Still, they pressed on, using his parents’ basement as a warehouse, turning everyone they knew into a potential mark, maxing out the credit cards, and cashing in retirement accounts. “The initial investment was $45,000. My entire net worth went into the business,” Greg says, recalling that things got pretty tense. “At one point, Dina and I together were $2 million in debt.” Not surprisingly, all of the above made their first years of marriage anything but easy. There was even talk of hocking Dina’s engagement ring.
But the sales started coming — by 2006, the Selkoes had broken even. And they kept coming: Unique monthly visits to Karmaloop’s website soared to 4 million, and KarmaloopTV became the 18th most popular channel on YouTube, with 270 million views to date. That success led to negotiations with a number of cable operators for a Karmaloop channel. The couple had arrived, no question. Now it was time to find the perfect place to come home to.

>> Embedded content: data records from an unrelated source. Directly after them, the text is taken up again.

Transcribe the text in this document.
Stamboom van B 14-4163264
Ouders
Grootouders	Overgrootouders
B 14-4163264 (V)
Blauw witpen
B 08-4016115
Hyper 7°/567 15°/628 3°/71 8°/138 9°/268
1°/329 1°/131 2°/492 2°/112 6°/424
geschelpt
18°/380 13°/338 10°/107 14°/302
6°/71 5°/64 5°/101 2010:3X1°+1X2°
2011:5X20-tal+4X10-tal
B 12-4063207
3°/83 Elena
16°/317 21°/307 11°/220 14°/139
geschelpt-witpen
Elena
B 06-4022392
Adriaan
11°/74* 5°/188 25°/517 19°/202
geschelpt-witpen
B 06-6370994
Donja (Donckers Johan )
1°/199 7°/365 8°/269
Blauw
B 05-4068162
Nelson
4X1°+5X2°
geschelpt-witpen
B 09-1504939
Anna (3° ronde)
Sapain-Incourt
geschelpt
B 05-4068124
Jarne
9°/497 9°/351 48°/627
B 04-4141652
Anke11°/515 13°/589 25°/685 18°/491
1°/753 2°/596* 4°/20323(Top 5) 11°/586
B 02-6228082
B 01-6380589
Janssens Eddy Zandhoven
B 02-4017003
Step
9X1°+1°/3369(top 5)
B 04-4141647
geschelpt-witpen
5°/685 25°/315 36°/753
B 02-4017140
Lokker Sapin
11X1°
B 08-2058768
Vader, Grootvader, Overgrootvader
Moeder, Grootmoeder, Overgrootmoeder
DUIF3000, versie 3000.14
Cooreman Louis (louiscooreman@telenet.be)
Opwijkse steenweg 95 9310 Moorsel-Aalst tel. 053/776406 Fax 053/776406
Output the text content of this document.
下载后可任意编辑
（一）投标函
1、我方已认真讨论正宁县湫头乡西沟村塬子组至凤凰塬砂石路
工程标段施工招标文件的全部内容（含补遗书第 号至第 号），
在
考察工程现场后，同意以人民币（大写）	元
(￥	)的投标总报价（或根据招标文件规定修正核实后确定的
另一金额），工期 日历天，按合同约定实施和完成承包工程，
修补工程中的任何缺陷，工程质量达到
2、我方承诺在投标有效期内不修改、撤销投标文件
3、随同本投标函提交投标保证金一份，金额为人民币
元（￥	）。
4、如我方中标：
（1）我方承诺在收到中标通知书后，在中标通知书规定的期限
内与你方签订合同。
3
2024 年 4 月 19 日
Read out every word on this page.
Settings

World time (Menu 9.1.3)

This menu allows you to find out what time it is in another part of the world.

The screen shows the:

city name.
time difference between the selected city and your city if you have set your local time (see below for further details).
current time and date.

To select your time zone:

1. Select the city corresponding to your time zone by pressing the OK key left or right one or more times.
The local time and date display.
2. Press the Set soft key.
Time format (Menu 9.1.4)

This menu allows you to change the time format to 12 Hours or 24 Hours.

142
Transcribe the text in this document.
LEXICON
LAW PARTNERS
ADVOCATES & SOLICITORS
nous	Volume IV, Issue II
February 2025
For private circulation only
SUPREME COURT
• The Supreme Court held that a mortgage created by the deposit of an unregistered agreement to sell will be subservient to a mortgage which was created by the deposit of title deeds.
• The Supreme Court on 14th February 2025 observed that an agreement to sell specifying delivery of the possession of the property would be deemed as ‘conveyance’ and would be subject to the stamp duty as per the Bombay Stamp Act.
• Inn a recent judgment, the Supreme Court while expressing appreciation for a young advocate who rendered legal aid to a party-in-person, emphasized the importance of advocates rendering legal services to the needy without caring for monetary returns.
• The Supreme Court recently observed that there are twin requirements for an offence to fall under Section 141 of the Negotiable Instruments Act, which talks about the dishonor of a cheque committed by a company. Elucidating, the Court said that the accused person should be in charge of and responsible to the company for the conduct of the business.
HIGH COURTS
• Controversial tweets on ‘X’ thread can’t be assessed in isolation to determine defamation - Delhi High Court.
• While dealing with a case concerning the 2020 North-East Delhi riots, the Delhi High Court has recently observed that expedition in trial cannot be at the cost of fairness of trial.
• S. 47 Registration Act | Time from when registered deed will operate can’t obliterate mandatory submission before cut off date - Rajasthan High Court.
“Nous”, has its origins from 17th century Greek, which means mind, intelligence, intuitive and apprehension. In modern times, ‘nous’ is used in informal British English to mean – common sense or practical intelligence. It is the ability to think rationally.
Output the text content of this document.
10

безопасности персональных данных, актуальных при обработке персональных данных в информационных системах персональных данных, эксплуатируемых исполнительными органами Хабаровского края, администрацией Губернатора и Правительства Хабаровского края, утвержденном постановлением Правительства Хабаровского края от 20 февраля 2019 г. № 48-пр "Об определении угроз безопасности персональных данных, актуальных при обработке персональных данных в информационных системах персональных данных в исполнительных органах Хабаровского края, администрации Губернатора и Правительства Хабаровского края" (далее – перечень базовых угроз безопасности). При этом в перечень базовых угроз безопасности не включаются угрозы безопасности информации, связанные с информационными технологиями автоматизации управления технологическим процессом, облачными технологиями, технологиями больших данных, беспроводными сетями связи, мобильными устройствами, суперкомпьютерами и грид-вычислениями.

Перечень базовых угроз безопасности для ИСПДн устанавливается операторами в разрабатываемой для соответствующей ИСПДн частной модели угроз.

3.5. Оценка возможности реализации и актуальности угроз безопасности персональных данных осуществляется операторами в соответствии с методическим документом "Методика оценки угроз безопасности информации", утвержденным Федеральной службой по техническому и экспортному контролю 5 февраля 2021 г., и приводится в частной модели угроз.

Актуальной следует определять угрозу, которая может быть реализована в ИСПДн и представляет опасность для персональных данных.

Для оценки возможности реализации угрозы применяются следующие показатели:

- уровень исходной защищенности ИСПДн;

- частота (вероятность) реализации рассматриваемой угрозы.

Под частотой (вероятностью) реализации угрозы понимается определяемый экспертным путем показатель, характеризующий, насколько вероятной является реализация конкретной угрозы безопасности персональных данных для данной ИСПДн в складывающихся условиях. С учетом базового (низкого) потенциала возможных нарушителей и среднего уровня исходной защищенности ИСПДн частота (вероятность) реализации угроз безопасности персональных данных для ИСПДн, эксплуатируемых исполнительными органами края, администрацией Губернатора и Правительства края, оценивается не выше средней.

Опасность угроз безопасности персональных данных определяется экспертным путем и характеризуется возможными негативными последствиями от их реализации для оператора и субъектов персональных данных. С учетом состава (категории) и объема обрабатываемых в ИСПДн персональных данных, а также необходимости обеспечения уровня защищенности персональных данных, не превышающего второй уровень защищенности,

They decided to look for digs that would be ideal for raising kids. But instead of staying funky, they wanted to go traditional. After looking first at several townhouses on Beacon Hill, Greg was immediately sold when he laid eyes on the Clarendon building. “I know you want to be in Beacon Hill,” he told Dina by cell phone from the sales office of the high-rise, “but you gotta take a look at this building.” She reluctantly indulged him — then fell in love with the views and the incredible roof deck, which overlooks the Hancock, Trinity Church, and essentially all of Cambridge.
They bought two units before the building was finished, and Dina then set about designing the interior layout on her own. She created a huge open kitchen/living/dining area and detailed it with thick moldings and walnut and oak flooring.
The two rooms that have received the most attention so far are the nursery, complete with Beatrix Potter wallpaper, and the master closet — which started out as a hallway of doors that Dina reconfigured into a massive room with enough space for the hundreds of Karmaloop shoes, bags, and jackets the couple has collected over the years.
Dina’s design for the master bedroom seemed great in theory, but now she thinks it’s a bit overscaled. “It looks like you should be doing ballet in here,” she says. So to finish the job, she’s planning to bring in New York interior designer Alexa Hampton, the queen of traditional Manhattanite upscale living.
No matter how many twists and turns through the wilds of cosmopolitan coolness their lives have taken, however, one option they’ve never considered is moving elsewhere — even though Greg has found it hard to convince some of the employees he brings from L.A. and New York to stay in Boston. His answer to the problem is every bit as forward-thinking as you’d expect: He’s creating a nonprofit dedicated to keeping the city’s innovators right here.